At your full retirement age, the Social Security restricted application provides the opportunity to claim spousal benefits only and defer your own personal retirement benefits to earn delayed retirement credits. This strategy effectively nullifies Social Security’s deemed filing rules, allowing you to increase your own personal benefit by 32%. Your spouse needs to be receiving his or her own personal benefit for you to receive a spousal benefit using the restricted application. Both spouses cannot be receiving a spousal benefit at the same time.
Why would you want to use the restricted application? Primarily to allow the higher earning spouse to receive spousal benefits from their full retirement age to age 70, thereby increasing their own monthly personal worker benefit by a maximum of 32% at age 70 and ultimately providing a much higher survivor benefit to the lower earning living spouse.
This is a time-sensitive issue! The restricted application applies to persons born before Jan. 2, 1954. The reason for the January 2 cutoff is that Social Security considers your birth month to be on the day prior to your actual birthday. So, if you were born January 1, Social Security considers your birth month to December. Another way to look at this, to be eligible to take advantage of the restricted application, you must have reached your full retirement age, 66, by the end of 2019. If you were born after Jan. 2, 1954, you cannot utilize the restricted application.

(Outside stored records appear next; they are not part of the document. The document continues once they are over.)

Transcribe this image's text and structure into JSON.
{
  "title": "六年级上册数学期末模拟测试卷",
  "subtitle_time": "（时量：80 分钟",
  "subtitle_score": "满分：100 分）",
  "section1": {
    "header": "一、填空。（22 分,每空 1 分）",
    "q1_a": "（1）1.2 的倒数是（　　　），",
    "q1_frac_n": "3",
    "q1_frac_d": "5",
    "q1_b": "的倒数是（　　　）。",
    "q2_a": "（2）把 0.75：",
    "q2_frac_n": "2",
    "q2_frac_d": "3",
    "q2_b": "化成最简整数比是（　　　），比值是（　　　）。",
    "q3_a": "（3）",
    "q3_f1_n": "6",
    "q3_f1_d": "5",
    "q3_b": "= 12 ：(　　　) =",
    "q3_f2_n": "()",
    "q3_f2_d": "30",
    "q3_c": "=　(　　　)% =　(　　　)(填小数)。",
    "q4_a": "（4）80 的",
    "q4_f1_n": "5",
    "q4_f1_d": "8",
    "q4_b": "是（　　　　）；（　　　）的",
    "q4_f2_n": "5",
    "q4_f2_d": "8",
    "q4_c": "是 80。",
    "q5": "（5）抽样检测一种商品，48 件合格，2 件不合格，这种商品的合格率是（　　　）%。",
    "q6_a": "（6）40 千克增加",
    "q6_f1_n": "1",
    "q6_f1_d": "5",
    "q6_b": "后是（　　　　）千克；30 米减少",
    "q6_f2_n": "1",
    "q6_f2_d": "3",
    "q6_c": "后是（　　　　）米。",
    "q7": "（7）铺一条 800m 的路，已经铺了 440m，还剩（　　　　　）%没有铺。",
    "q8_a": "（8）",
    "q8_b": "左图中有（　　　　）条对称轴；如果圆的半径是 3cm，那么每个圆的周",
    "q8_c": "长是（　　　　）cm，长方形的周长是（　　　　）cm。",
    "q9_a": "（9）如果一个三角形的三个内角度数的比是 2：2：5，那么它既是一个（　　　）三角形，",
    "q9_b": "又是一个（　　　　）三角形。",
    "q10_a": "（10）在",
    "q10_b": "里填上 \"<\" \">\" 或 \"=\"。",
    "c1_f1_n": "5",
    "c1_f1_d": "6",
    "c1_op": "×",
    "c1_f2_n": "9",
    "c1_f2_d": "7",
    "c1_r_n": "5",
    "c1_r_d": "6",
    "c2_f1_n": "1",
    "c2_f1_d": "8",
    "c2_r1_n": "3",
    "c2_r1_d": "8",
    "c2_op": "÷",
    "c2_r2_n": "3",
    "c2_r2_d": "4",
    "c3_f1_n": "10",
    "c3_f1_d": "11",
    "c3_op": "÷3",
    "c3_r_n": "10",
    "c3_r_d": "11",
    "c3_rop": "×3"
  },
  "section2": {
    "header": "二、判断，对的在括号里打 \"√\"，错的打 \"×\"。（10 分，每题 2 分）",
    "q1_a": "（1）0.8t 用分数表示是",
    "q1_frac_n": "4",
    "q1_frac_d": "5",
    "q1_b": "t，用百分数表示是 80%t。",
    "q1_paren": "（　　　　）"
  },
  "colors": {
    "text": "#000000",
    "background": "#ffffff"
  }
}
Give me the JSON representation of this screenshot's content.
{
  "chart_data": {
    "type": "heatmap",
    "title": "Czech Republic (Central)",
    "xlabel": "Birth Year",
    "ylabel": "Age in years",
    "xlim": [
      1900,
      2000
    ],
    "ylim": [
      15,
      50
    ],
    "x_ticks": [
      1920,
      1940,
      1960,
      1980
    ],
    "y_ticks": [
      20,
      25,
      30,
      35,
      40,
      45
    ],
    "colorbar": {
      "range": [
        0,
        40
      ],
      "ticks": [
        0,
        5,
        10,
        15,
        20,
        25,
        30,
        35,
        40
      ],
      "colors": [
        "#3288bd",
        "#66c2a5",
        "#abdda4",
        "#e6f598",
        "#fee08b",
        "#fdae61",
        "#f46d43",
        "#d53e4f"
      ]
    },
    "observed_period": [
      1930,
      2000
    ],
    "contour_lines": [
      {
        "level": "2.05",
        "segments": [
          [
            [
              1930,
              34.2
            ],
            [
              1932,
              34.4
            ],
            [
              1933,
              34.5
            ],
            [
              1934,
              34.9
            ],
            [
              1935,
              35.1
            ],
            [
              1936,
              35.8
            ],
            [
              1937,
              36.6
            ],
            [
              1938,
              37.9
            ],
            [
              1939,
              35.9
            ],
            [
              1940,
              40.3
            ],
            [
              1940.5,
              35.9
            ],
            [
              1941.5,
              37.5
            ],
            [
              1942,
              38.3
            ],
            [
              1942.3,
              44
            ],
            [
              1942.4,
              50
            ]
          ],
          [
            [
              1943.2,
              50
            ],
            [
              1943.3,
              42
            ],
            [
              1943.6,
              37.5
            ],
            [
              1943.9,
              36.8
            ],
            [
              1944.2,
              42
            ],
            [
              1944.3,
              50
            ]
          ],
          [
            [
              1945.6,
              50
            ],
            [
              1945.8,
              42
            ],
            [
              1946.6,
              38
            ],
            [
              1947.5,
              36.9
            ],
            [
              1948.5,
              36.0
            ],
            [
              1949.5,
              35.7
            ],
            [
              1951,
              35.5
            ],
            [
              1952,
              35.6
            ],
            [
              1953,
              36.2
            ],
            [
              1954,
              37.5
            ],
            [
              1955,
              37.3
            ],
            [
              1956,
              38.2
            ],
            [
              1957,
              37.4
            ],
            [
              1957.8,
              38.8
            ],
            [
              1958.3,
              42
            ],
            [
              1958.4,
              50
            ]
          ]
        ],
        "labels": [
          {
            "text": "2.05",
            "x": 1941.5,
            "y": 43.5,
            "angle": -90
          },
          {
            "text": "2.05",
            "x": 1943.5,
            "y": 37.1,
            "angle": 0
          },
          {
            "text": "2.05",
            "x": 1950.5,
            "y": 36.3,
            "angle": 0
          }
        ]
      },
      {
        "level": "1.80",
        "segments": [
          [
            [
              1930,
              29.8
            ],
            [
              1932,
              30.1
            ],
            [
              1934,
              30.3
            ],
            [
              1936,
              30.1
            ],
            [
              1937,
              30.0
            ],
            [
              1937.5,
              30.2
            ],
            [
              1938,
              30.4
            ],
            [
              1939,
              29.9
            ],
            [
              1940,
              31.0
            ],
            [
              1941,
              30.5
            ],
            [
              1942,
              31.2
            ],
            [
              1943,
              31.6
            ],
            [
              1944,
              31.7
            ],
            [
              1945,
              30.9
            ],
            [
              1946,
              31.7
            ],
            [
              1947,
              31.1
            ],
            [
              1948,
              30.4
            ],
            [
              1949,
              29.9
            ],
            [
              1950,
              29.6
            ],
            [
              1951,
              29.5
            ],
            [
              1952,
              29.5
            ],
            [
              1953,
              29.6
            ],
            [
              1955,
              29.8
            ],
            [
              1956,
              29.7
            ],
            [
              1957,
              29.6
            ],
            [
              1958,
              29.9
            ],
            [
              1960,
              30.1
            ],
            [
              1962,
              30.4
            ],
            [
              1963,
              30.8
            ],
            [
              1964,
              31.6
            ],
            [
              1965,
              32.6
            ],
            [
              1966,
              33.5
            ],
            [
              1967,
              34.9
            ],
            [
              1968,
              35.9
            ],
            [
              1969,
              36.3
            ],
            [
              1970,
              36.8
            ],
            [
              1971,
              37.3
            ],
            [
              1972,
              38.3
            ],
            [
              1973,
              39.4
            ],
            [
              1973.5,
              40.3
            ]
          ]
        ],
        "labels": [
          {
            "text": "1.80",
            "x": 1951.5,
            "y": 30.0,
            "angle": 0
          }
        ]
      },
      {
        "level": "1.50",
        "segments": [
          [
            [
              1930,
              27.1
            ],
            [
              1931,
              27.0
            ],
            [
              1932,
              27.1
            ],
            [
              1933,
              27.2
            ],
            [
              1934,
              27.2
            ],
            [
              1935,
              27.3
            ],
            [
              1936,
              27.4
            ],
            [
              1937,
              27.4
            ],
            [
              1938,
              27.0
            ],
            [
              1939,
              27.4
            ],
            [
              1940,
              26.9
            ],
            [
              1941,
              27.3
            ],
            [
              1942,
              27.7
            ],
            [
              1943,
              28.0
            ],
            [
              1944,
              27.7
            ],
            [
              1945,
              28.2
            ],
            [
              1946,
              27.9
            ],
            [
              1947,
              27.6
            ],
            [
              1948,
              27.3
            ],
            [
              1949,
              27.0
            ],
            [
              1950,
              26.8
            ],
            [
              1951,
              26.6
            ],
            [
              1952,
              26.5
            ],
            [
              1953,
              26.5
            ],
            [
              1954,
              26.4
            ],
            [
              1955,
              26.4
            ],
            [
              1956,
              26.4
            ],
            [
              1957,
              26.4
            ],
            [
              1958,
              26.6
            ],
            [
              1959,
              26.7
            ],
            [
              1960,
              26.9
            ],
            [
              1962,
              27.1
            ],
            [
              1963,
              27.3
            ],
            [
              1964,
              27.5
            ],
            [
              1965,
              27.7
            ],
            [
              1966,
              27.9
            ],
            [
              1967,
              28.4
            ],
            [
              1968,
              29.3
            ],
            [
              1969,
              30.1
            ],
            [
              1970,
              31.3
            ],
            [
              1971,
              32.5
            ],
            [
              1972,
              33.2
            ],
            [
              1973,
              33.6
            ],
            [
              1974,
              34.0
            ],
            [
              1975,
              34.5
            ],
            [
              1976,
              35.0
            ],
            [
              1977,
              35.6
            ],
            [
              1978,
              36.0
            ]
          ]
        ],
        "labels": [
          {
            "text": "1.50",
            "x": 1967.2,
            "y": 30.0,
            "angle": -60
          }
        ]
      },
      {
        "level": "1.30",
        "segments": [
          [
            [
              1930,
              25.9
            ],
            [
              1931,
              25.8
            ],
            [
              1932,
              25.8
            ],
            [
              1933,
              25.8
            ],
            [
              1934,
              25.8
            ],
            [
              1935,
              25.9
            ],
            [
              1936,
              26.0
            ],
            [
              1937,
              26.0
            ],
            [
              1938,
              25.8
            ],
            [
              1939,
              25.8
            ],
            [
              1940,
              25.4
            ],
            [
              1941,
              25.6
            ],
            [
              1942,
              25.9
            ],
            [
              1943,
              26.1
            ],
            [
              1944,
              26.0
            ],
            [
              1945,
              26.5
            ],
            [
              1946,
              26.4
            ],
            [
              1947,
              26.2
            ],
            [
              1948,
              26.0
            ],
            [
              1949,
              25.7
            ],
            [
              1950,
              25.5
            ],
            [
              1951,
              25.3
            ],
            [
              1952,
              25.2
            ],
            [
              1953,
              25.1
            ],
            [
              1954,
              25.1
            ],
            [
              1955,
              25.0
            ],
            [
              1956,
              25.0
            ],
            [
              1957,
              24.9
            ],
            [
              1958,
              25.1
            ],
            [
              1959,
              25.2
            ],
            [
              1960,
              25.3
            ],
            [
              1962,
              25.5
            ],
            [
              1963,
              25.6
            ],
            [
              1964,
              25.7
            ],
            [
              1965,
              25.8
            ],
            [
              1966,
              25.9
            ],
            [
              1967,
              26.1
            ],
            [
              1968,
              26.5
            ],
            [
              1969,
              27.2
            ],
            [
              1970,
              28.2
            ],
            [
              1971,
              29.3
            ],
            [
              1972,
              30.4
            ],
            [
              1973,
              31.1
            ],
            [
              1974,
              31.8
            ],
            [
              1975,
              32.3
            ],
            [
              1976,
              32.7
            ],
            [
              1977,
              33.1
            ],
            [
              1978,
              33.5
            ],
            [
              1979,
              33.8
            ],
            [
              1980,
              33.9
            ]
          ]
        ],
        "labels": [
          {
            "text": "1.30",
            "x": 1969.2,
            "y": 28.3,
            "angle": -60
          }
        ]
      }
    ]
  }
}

Many people are not aware of this opportunity. Their strategy is to delay filing for their own personal benefit until age 70, thereby earning the delayed retirement credits. This is not a bad strategy but why not collect spousal benefits for the four years between ages 66 and 70? Please note that the restricted application is essentially being phased out after Dec. 31, 2023, so the window of opportunity is closing.
It is important to understand, as well, that if your spouse who is receiving their own personal benefit decides to voluntarily suspend that benefit while you are collecting a spousal benefit through the restricted application, your spousal benefit will also be suspended.
Now let’s address ex-spouses. As a general rule, ex-spouses are eligible for the same benefits as a current spouse. Benefits paid to an ex-spouse do not in any way negatively affect benefits payable to the current spouse. As an ex-spouse, if you meet the criteria outlined above – born before Jan. 2, 1954 and have reached full retirement age – you are eligible to file a restricted application for ex-spousal benefits as long as you were married at least 10 years to your former spouse and are currently single. For ex-spouses who have been divorced less than two years, your former spouse must be receiving their own personal benefit for you to be able to receive ex-spousal benefits using the restricted application. If you have been divorced more than 2 years, as long as your former spouse is at least 62, you may file for ex-spousal benefits using the restricted application and receive the ex-spousal benefit even if your former spouse is not collecting their own personal benefit.
I will end with my Social Security axiom:
If you take the WRONG benefit at the WRONG time, it’s always SMALLER, and it is FOREVER.
You basically get one shot to get this right. Let’s make a plan!